Nei giorni scorsi il plotone esploratori paracadutisti del 187° reggimento “Folgore” ed un plotone di fanteria del 9° reggimento alpini “L’Aquila” hanno condotto una serie di attività addestrative congiunte sugli altopiani e sui pendii della regione appenninica, nell’ambito dell’esercitazione “Safe Jump – L’Aquila19”.

Nel corso dell’esercitazione sono stati testati il livello di addestramento in ambiente montano innevato, la capacità di navigazione terrestre, il riporto di dati informativi, l’osservazione del terreno, la capacità di mimetizzazione e di occultamento e il supporto di fuoco a favore di altre unità.

I paracadutisti, imbarcatisi all’aeroporto di Pisa su un velivolo C27J dell’Aeronautica Militare Italiana, hanno effettuato  un aviolancio sull’Altopiano delle Cinquemiglia vicino Rivisondoli (AQ) ricongiungendosi a terra con il plotone di alpini del 9° reggimento.

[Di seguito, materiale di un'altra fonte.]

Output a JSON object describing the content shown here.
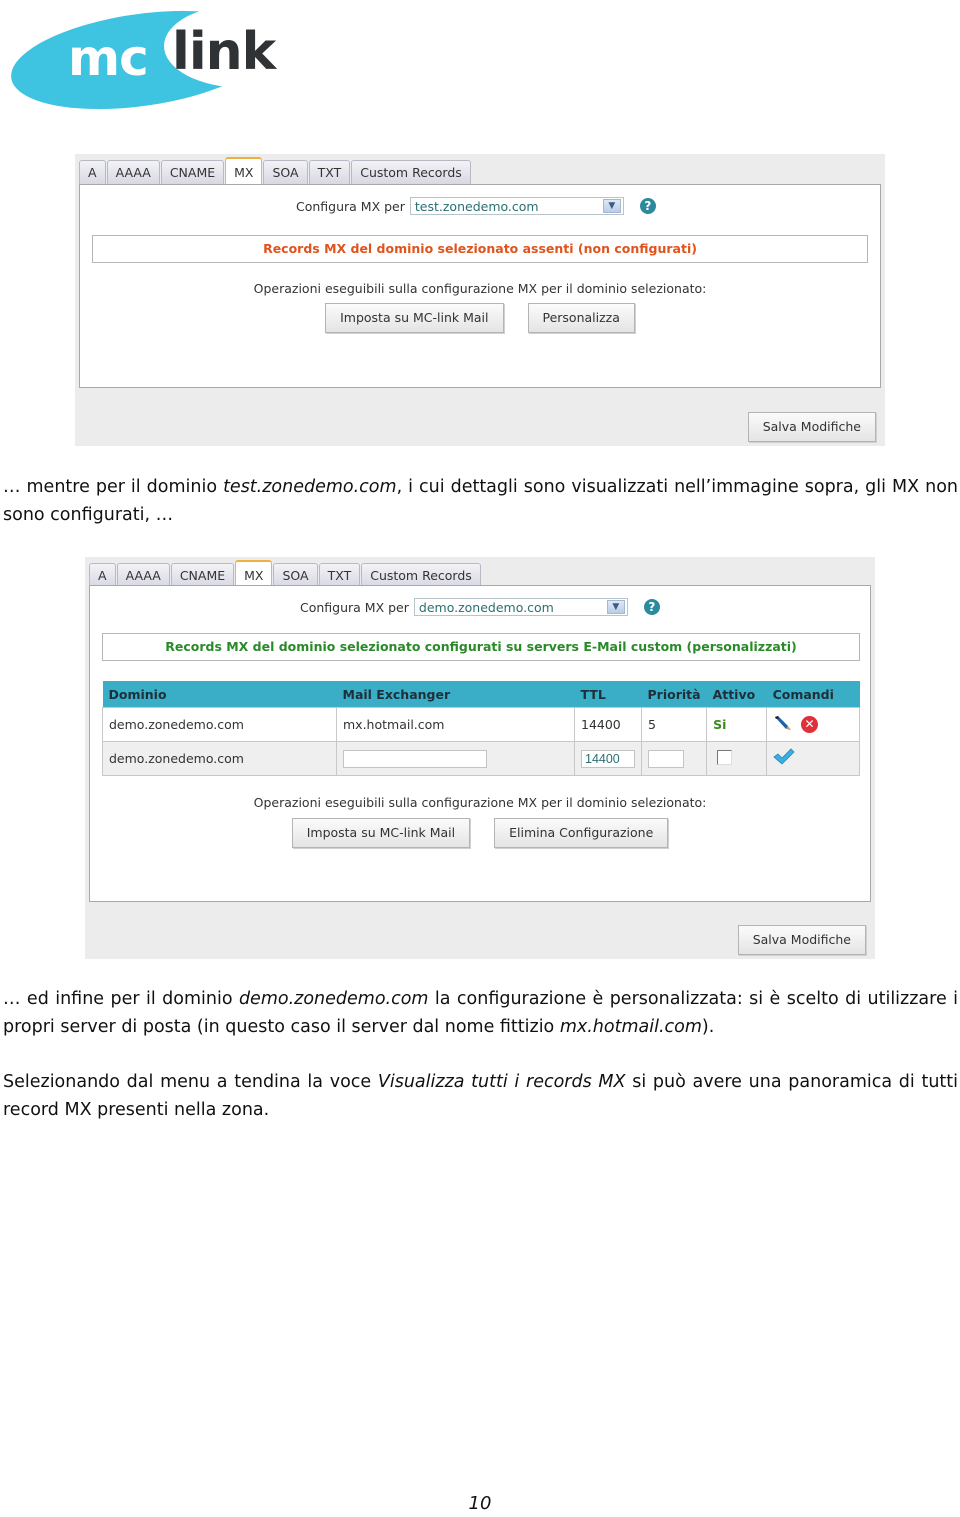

Durante le varie fasi dell’esercitazione i paracadutisti hanno garantito ai fucilieri del 9° reggimento alpini il supporto informativo e di fuoco necessario alla soppressione di un ipotetico avversario.

L’attuazione di una manovra combinata fra le due specialità dell’Arma di Fanteria ha permesso di affinare l’integrazione di leadership, information sharing e di tutte le altre funzioni operative, sia durante il processo di pianificazione sia durante la condotta.